To make it more concrete, let's imagine that nr_of_items is the number of playlists a Spotify user has created. Let's say we have five users in the control group who created 3,2,4,0,1 playlists respectively. Then nr_of_items would be the sum, 3+2+4+0+1=10 and nr_of_items_sumsq would be 3^2+2^2+4^2+0^2+1^2=30 and users would be 5. Similarly for the treatment group. Internally we can use these summary statistics to compute mean as nr_of_items/users and the variance as nr_of_items_sumsq/users-nr_of_items/users^2 and then we can use that to compute test-statistics and confidence intervals.

Does that make sense?

jpzhangvincent commented 1 year ago

At Spotify the sample size is often in the hundreds of millions, and then it's not very convenient to pass in every single observation, so we prefer using summary statistics.

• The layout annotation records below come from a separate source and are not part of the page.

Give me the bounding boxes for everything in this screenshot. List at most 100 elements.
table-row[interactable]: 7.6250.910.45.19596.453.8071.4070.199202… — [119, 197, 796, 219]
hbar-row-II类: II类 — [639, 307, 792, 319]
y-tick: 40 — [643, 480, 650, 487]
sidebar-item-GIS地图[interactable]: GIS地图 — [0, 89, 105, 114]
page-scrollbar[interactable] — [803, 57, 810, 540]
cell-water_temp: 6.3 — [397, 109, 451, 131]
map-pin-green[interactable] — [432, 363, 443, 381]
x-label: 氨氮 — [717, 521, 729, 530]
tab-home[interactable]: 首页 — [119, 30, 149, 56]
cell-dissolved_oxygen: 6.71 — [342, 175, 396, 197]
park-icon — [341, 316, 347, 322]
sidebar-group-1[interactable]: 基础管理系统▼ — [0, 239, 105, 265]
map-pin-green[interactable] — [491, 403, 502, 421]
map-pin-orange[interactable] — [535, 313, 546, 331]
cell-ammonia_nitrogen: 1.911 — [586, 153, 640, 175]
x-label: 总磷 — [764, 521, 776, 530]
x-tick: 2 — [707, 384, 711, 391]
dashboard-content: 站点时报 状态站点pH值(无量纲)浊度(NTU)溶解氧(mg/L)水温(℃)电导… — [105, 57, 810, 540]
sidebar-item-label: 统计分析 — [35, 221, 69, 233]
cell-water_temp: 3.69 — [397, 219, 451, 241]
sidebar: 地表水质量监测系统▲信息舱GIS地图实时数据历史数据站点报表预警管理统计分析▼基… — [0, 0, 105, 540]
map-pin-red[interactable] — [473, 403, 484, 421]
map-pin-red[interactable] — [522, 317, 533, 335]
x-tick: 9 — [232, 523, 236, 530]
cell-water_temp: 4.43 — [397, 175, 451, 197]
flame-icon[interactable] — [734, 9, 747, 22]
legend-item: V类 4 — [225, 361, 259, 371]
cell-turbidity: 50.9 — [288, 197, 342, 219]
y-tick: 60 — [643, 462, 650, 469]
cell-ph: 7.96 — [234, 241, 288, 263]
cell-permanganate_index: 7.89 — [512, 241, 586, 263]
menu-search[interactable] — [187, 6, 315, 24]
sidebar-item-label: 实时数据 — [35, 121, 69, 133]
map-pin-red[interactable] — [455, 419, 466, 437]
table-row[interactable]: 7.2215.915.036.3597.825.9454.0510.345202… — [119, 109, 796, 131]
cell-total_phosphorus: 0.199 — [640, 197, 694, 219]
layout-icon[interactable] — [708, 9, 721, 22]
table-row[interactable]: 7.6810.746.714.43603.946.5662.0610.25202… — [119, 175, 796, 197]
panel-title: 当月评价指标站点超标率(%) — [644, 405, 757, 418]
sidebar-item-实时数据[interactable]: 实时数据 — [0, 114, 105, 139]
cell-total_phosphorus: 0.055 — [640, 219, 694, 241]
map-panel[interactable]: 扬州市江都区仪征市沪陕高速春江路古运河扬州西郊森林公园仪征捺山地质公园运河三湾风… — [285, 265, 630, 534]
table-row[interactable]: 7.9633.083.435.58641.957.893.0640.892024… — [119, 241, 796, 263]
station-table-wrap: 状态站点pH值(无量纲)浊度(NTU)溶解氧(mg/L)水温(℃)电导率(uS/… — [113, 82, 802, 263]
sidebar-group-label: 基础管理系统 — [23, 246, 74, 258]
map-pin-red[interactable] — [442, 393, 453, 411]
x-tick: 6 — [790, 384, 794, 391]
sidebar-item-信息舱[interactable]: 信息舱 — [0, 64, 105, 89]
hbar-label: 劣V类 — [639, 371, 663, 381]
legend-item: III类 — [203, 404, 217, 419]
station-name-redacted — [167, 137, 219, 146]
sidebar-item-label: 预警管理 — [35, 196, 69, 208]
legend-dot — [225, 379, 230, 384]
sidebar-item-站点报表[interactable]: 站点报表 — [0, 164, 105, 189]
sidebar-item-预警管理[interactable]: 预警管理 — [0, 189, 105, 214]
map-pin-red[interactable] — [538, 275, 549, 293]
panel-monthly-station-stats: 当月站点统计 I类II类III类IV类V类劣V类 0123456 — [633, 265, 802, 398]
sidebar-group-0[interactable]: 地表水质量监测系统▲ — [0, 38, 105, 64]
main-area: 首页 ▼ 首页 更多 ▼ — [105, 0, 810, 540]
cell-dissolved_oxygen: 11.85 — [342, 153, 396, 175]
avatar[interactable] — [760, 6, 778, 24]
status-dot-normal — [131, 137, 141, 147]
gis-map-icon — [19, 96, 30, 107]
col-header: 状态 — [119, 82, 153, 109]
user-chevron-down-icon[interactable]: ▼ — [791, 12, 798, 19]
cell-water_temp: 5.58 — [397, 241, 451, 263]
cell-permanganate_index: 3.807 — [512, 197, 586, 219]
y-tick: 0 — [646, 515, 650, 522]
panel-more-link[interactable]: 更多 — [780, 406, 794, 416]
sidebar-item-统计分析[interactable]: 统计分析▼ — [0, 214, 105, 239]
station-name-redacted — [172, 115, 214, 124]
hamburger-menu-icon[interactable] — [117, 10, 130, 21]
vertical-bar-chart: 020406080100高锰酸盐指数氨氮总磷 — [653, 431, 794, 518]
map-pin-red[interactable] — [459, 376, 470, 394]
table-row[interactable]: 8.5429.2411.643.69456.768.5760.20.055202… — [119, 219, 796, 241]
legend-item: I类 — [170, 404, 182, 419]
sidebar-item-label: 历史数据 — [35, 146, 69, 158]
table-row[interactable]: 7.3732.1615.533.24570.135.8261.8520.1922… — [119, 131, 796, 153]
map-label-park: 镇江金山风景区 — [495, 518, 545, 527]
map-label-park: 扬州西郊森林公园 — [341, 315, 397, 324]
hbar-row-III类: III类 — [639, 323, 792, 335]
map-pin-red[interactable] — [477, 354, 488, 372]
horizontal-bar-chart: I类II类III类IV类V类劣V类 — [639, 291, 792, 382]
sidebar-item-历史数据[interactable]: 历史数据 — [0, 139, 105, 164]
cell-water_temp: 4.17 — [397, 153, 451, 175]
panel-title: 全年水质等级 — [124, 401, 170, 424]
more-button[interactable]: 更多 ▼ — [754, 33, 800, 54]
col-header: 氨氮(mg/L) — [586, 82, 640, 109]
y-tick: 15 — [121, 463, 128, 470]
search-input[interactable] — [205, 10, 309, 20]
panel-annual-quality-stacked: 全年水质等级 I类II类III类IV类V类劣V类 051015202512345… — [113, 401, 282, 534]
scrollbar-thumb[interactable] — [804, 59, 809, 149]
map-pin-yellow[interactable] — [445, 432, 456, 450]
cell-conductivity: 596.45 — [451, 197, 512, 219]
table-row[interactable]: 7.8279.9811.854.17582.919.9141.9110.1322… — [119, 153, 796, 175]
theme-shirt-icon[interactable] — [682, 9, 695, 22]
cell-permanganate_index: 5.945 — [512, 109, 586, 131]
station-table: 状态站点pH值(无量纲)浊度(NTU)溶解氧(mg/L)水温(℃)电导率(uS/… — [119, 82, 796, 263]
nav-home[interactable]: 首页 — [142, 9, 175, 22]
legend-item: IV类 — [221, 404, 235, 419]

To make it more concrete, let's imagine that nr_of_items is the number of playlists a Spotify user has created. Let's say we have five users in the control group who created 3,2,4,0,1 playlists respectively. Then nr_of_items would be the sum, 3+2+4+0+1=10 and nr_of_items_sumsq would be 3^2+2^2+4^2+0^2+1^2=30 and users would be 5. Similarly for the treatment group. Internally we can use these summary statistics to compute mean as nr_of_items/users and the variance as nr_of_items_sumsq/users-nr_of_items/users^2 and then we can use that to compute test-statistics and confidence intervals.

Does that make sense?

Ah .. that makes sense for the ease of computation and scalability. It takes me a while to wrap my head around but glad I understand better on the motivation now. It would be great to have some documentation on the notebook example and API. Thanks!